Five Tips to Stand Out at Work
by Dawn Stanyon, AICI FLC, Professional Image Consultant
Many of us feel like we have too much to do. We don’t even want to think about taking on anything extra either in the office or after hours. But if you want professional success, commit time every day to both personal and professional development. Here are five very “do-able” tips that will help you do just that and stand out at work.
1. Spend time on your social media in the morning. Do it either before you pull out of the driveway or get to work ten minutes early for social media time. Using social media to build relationships is time consuming – and some workplaces don’t understand the value of the time we spend tweeting and posting. It can be tough to fit in when we are expected to meet other job requirements. So get on Linked In before you leave for work and aim to connect with three new people each week, comment on some group posts, and ask for a recommendation from a colleague, former colleague, vendor or client. If you’re a Twitter person, pre-load some industry-relevant tweets, retweet a couple tweets you like and follow two or three new people.

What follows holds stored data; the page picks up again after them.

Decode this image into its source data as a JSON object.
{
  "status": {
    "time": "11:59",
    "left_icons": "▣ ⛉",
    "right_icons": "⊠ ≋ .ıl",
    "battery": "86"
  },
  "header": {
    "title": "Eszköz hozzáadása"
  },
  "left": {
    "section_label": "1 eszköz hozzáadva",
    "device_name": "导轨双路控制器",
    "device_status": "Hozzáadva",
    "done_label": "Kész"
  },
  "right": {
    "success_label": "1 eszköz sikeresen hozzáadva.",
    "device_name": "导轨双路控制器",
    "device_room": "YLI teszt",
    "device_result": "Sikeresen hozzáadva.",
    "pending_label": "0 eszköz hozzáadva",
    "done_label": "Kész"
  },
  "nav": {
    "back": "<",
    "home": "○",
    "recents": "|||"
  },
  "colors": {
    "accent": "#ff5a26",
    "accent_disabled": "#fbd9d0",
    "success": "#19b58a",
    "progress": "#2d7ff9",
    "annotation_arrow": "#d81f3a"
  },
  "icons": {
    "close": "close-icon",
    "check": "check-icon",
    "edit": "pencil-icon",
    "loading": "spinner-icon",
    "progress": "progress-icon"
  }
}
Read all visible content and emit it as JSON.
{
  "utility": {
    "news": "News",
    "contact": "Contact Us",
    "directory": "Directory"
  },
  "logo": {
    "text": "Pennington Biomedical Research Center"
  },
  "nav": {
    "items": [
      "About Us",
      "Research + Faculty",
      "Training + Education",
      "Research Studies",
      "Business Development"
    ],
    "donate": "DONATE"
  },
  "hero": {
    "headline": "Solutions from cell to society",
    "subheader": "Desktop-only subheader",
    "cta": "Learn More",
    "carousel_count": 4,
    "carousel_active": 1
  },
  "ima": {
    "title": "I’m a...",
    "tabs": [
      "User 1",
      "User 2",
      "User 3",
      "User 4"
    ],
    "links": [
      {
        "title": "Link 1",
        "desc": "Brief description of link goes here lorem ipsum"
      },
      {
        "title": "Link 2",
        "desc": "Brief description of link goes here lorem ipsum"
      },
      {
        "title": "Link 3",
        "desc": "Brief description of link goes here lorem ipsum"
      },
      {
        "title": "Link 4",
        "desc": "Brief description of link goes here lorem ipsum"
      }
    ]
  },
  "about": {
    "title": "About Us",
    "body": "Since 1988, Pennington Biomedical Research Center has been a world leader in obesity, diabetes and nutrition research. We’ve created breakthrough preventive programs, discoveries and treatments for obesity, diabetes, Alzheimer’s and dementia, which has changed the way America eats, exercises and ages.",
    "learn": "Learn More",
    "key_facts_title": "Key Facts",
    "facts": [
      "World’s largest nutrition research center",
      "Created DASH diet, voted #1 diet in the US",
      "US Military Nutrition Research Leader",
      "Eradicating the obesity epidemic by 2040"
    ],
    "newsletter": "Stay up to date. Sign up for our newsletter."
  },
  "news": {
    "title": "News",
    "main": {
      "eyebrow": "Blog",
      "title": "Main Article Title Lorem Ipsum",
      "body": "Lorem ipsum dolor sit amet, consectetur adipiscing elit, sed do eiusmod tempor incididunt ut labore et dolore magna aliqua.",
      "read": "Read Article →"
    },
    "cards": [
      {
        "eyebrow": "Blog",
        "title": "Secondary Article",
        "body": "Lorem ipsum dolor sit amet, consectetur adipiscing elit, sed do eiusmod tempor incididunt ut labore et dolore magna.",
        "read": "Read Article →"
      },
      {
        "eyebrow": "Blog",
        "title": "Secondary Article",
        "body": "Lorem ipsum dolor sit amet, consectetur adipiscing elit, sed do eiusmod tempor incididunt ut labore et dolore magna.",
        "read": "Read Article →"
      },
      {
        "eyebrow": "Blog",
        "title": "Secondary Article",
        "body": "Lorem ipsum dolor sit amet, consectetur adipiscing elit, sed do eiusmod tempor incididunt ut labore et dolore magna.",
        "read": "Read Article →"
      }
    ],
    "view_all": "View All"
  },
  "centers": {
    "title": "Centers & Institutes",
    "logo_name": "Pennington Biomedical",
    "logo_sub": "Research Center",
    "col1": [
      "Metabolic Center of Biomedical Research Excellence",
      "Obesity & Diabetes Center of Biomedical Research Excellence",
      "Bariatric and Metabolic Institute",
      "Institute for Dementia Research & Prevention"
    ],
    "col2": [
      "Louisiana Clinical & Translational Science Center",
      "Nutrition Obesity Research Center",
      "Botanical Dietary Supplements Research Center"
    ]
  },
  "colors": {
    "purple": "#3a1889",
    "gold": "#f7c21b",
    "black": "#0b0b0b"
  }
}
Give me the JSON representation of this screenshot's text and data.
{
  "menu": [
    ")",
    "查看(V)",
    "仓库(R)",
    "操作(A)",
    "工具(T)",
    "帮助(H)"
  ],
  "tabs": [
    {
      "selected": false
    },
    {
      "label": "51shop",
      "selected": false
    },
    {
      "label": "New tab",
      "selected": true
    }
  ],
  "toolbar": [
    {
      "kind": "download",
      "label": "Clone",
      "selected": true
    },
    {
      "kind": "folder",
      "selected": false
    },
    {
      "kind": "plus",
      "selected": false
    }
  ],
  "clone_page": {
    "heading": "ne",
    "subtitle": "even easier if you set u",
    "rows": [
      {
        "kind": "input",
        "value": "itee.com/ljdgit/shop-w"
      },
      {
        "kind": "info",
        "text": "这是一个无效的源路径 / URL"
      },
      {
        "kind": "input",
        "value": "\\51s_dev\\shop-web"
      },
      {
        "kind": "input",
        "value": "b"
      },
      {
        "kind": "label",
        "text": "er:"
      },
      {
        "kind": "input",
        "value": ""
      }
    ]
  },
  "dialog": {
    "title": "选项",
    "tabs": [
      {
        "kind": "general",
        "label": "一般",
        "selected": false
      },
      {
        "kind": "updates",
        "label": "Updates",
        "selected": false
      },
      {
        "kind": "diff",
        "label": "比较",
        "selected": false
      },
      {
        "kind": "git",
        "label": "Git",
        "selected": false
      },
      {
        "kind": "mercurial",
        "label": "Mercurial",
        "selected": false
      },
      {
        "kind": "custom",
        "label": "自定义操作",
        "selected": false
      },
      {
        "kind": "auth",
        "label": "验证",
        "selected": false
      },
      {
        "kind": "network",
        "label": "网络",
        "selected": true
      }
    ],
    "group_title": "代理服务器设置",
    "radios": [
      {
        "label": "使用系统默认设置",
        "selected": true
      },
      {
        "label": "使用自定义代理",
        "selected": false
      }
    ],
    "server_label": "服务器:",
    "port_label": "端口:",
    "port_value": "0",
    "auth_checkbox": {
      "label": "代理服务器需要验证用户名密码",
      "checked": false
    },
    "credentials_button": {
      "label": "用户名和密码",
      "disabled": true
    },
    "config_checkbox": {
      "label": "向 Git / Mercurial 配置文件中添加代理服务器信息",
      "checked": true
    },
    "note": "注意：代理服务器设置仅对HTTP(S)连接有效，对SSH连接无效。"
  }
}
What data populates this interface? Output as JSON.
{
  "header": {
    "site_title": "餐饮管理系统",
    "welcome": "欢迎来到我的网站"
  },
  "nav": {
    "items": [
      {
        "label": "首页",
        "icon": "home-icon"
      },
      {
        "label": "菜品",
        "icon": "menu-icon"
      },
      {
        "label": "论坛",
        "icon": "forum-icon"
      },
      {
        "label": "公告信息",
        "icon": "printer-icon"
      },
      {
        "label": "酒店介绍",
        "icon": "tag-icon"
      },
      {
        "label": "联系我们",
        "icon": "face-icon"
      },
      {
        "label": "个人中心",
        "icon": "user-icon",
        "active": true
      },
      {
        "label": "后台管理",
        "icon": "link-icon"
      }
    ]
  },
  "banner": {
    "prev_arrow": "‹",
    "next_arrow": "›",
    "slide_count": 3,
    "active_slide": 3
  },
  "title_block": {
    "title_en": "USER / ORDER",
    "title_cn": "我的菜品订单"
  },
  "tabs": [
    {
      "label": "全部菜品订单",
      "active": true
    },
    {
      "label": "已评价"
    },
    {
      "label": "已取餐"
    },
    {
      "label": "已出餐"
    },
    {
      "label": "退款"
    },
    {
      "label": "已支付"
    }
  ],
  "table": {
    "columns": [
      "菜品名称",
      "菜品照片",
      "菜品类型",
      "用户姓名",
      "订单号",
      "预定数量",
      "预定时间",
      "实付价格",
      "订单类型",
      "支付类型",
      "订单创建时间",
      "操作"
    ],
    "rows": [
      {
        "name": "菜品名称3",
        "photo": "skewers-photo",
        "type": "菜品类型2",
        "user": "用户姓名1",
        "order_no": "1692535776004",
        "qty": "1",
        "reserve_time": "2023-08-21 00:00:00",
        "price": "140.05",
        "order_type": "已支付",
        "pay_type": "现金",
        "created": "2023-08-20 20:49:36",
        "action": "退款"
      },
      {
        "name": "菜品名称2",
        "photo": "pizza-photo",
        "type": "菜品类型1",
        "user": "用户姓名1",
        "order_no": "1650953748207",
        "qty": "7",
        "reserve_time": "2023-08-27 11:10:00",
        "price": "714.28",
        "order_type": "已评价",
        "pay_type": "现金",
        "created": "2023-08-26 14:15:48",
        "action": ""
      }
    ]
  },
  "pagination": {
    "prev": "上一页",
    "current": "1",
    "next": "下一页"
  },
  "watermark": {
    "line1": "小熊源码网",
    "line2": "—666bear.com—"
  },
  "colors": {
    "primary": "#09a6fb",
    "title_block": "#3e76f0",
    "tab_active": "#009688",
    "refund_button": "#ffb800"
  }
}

2. Learn to say, “Yes, but…” instead of just “Yes” or “No.” Many of us are crowd pleasers. We say yes even if a requested project or activity isn’t our top priority or something we should really be doing. The result can be that we take on too much. Does this sound familiar? (Please note that I used “we” in the past sentences but could have easily substituted “I.”) When we do this, we risk failing to meet all expectations resulting in negative perceptions in the workplace. Learn to say, “Yes, I’d be happy to help you, but I can’t even talk about it until next Tuesday. Can it wait until then? If so, I’ll be happy to discuss it.” When you do that you have 1) made the asker feel great – “Hey! He will help me!”; 2) communicated clearly about your ability to take on work; and 3) saved yourself a great deal of stress.
3. Seek out educational opportunities. In order to have the career you want – and gain the respect you deserve – you need to continuously learn about your field of expertise; about related fields; and about how to build professional relationships. Dedicate time each week to professional and personal development: read blogs, subscribe to e-newsletters, and join relevant groups on Linked In. Research conferences and webinars and aim to attend at least one a year. Don’t let a year pass that you don’t access any education funds in the budget.
4. Be the follow-up person. We’re all busy. We all let “to dos” fall by the wayside. But if you are the person who consistently completes those to dos (or at least communicates about them), you will be seen as someone who can get things done. Here are three ways to ensure that you “get ‘er done,” as our friend Larry the Cable Guy says:
- Make sure there is buy-in on assignments at the end of meetings – including that you verbally commit to tasks and projects.
- Create a tickler system: Use your calendar system or database – or, if you’re old school, your day planner – to create “must dos” on certain dates. Then do it.
- Communicate with people. If you are responsible to a task that you aren't going to get done on time, call or e-mail whomever is responsible for the overall project and let them know you are committed to the task but won’t be able to get it done until X time. Then get it done.
5. Understand your strengths – and use them. If you are in a job and are unhappy every day, it could be because the position does not utilize your strengths. Let’s face it: We can all get through life and work in jobs that do not match up with our personality traits, intellectual strengths and interest areas. However, the more you can use your attributes in your career, the happier and more successful you will be. Find ways to use your strengths:
- Join work committees – such as a United Way committee, wellness, or safety committee;
- Meet with your supervisor and suggest new job responsibilities (and see if you can give up others);
- Educate yourself: Enhance your skills in your strength areas so you can then apply for the job you want.